Can’t overcome its amateur qualities to become the fun genre pastiche it so desperately wants to be.
Writer/director Joe Begos has fashioned Almost Human, his debut feature, as a love letter to 80s horror/sci-fi schlock. The film opens with Seth (Graham Skipper) arriving at his friend Mark’s (Josh Ethier) house in a frenzy. Seth tells Mark and his girlfriend Jen (Vanessa Leigh) that aliens are after him, but before they can react blue lights and blaring sirens incapacitate all of them. Mark gets sucked into space, while Seth and Jen are left to figure out what happened.
Flash forward two years, and Seth is still having a hard time recovering from what happened. Jen, on the other hand, is engaged to a new man and wants to forget about what happened to Mark. Meanwhile, two hunters a hundred miles away discover Mark lying naked in a forest. It turns out Mark is actually some sort of body snatched version of him, whose express purpose seems to be murdering and reproducing. After brutally disposing of the two hunters, Mark proceeds to slaughter every single person he comes into contact with as he makes his way to see Jen.
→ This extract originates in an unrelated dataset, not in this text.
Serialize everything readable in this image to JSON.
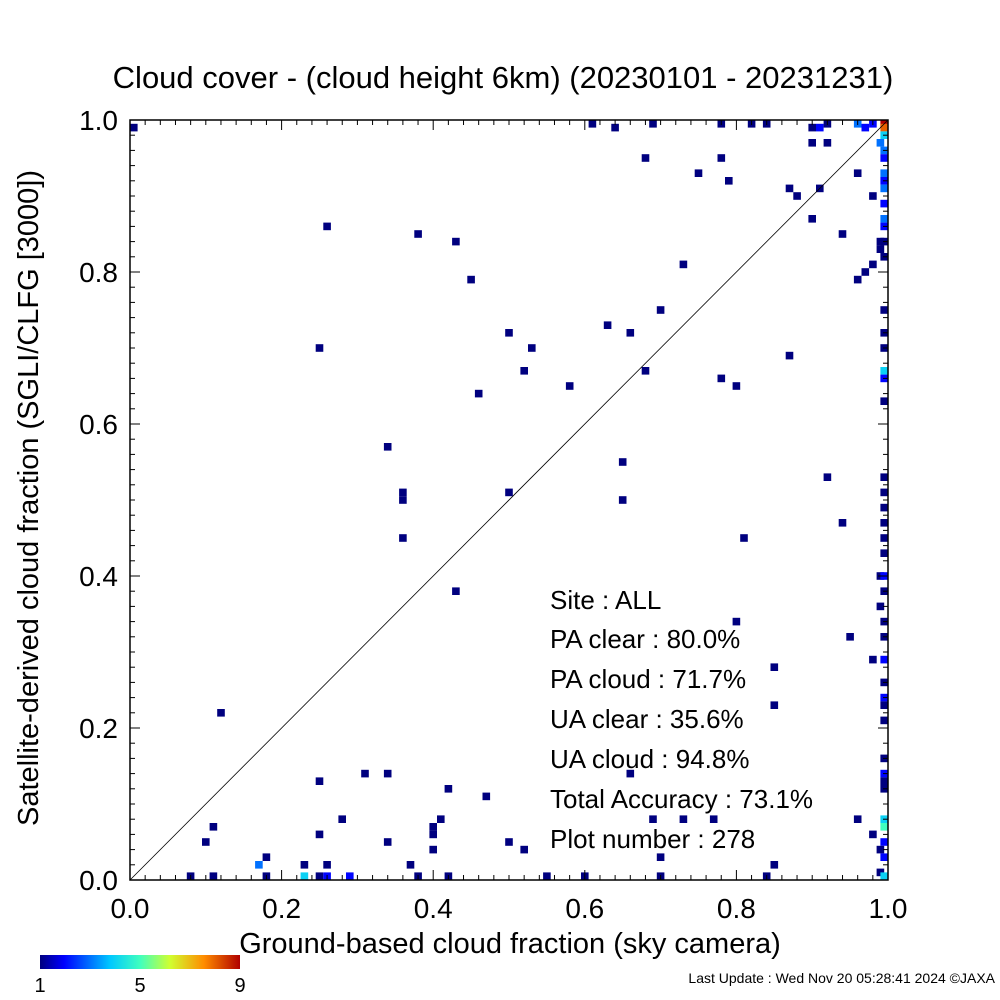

Begos’ film is clearly a labour of love, but good intentions can only get people so far. Almost Human is supposed to be a genuine attempt at making an 80s-esque B-movie, but it’s too shoddily put together to work this way. Think Slither, but without any of the fun or craftsmanship. Running at a scant 76 minutes (technically just over 60 as the credits are about 8 minutes long), Almost Human barely leaves an impression before it’s over.
Problems lie mainly with the writing and acting. None of the characters feel distinct, and are largely forgotten once they aren’t on screen. Mark, looking like an insane lumberjack, is the only memorable character because of his Terminator-like killing spree. Begos’ visual style is bland, relying on grain filters to emulate the 80s time period the film takes place in, and the first two acts have a wash-rinse-repeat quality to them as a result (Mark kills people, Seth and Jen feel like something is wrong, repeat).
By the time Almost Human kicks into its Cronenberg-esque climax, the film has generated more yawns than thrills. There’s nothing wrong with doing a straight-up piece of genre filmmaking as long as one can pull off familiar genre elements well enough to make them exciting again (You’re Next and The Conjuring successfully did this last year). Almost Human can’t overcome its amateur qualities to become the fun genre pastiche it so desperately wants to be.